At the end of the novel, the main character discovers that the most beloved of the servants in his house is a prostitute in his days off and that news ends his innocence.Thus, for many years there has been a temptation to read a novel in political terms.Bryce's work contradicts that idea: what is important to Julius is his approach, his tradition and his humor, the words that characterize the following great novels of Bryce Echenique: So sino muldo óir Pedro (1977), The exaggerated life of Martin Romaña (1981) and The man who spoke on Octavia of Cádiz (1985).

Let's look at the first lines of Martin Romagna: "My name is Martin Romagna and this is the story of my positive crisis. And also the story of my blue notebook. This is the story of my blue notebook, moreover, one day I needed a red notebook to continue the story of my blue notebook.
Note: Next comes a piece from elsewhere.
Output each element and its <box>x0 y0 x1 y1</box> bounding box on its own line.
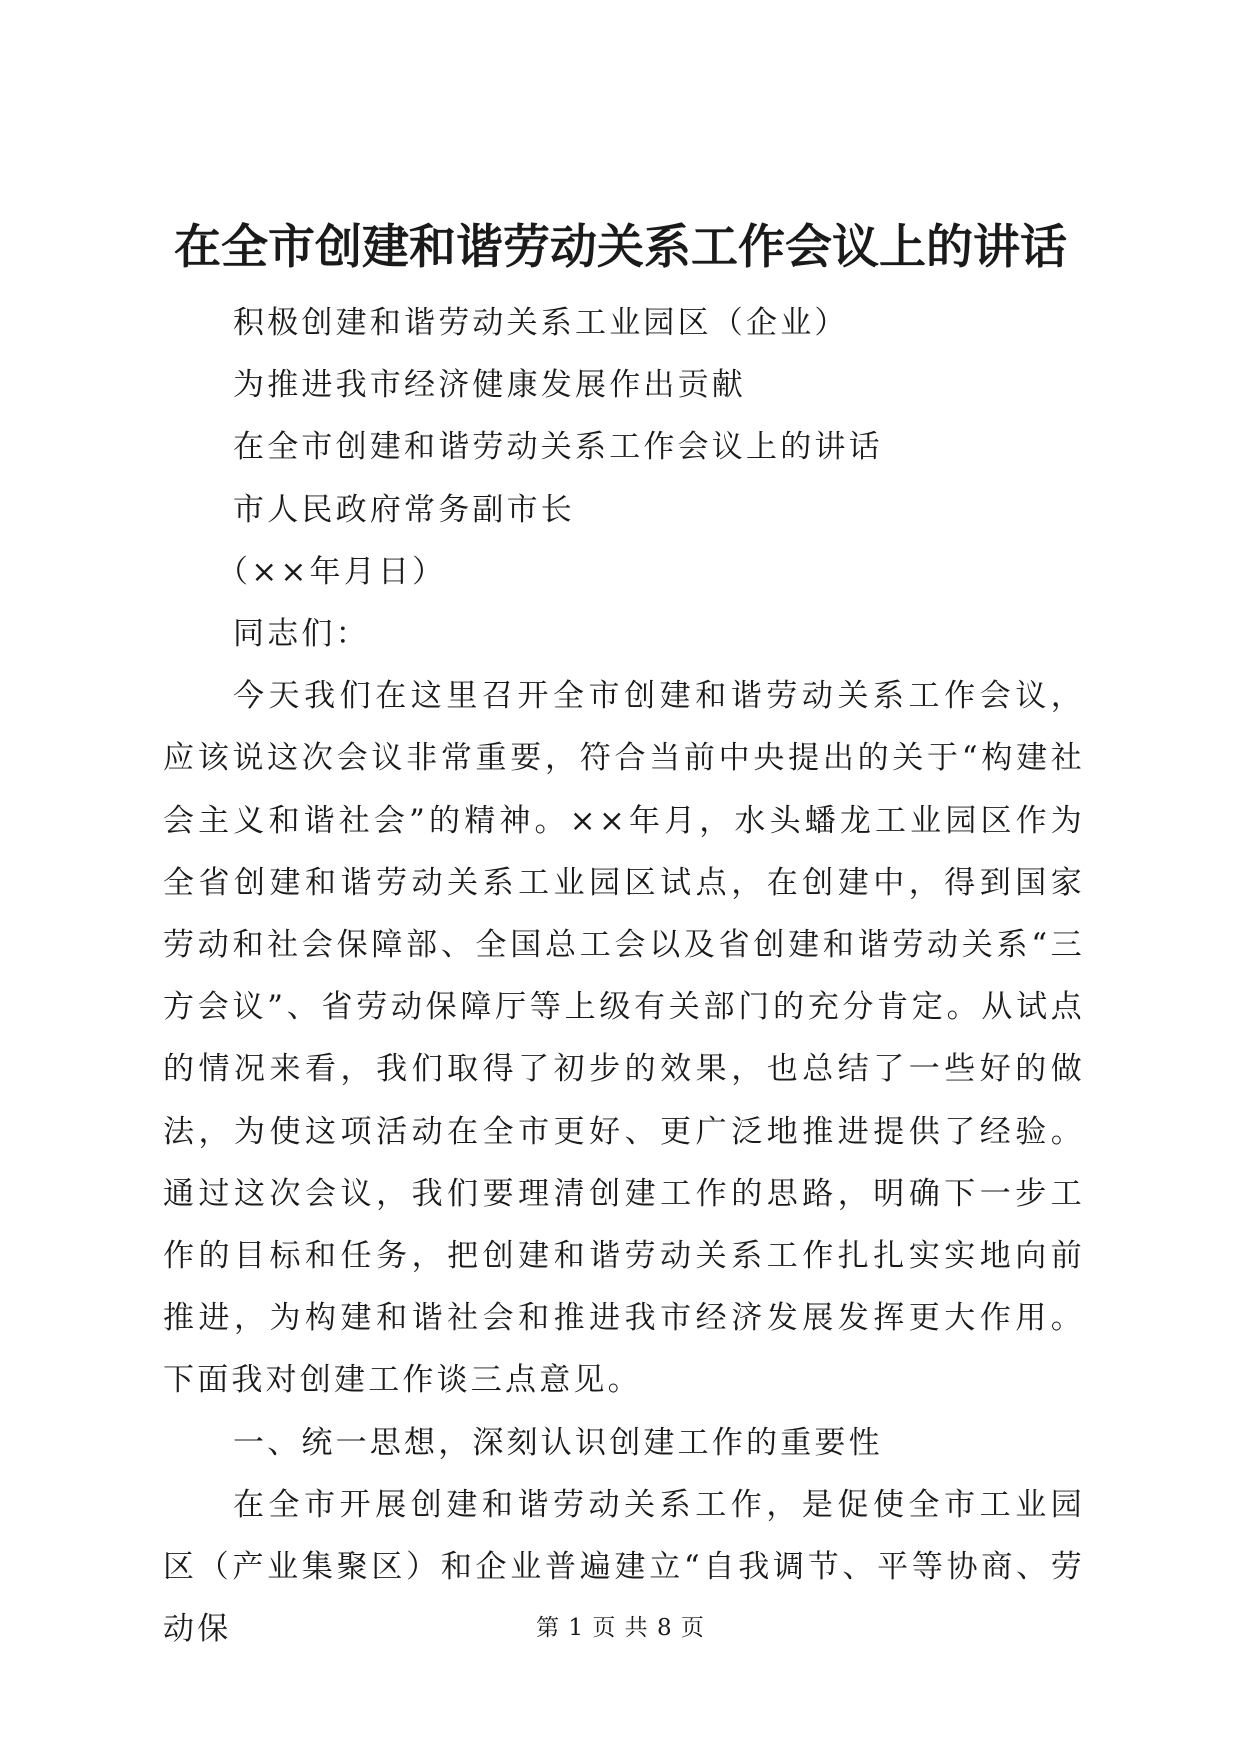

All, Voltaire must remember that in simple reality it is often not in the chair..." in understanding and I think it is the initial desire to follow the law.

So Julius in 1970 became a divine neurotic 11 years later.Drinker, resident, manic-depressive, consumerist, skeptic, in love and self-parody... Martín Romaña and Octavia de Cádiz were two books that might seem very modern to us today.During the most glorious moments of his career, Bryce developed a public persona that seemed designed to validate his books.There are over a thousand anecdotes about Bryce, the semi-alcoholic dandy and seemingly lovable man.He fell asleep during his lectures, defended his friends in fights with incredible karate kicks, and sang songs in his honor.“Born a hairless Basque / From a penniless Englishman / For a Roman / Alfredo Bryce Echenique.”

The second half of Bryce Echenique's career moved towards contraction and sadness: the chaotic life was taking a toll on him and he was losing momentum.The best books of his last years were collections of stories that traveled from excitement to brevity, such as The Wife of the King of Curves.Bryce won awards and released best sellers that took him away from the world's heartstrings and became infamous at the time due to a blatant plagiarism scandal in the press.During the last decade of his life he went into seclusion.It was quite a bitter end for a great writer.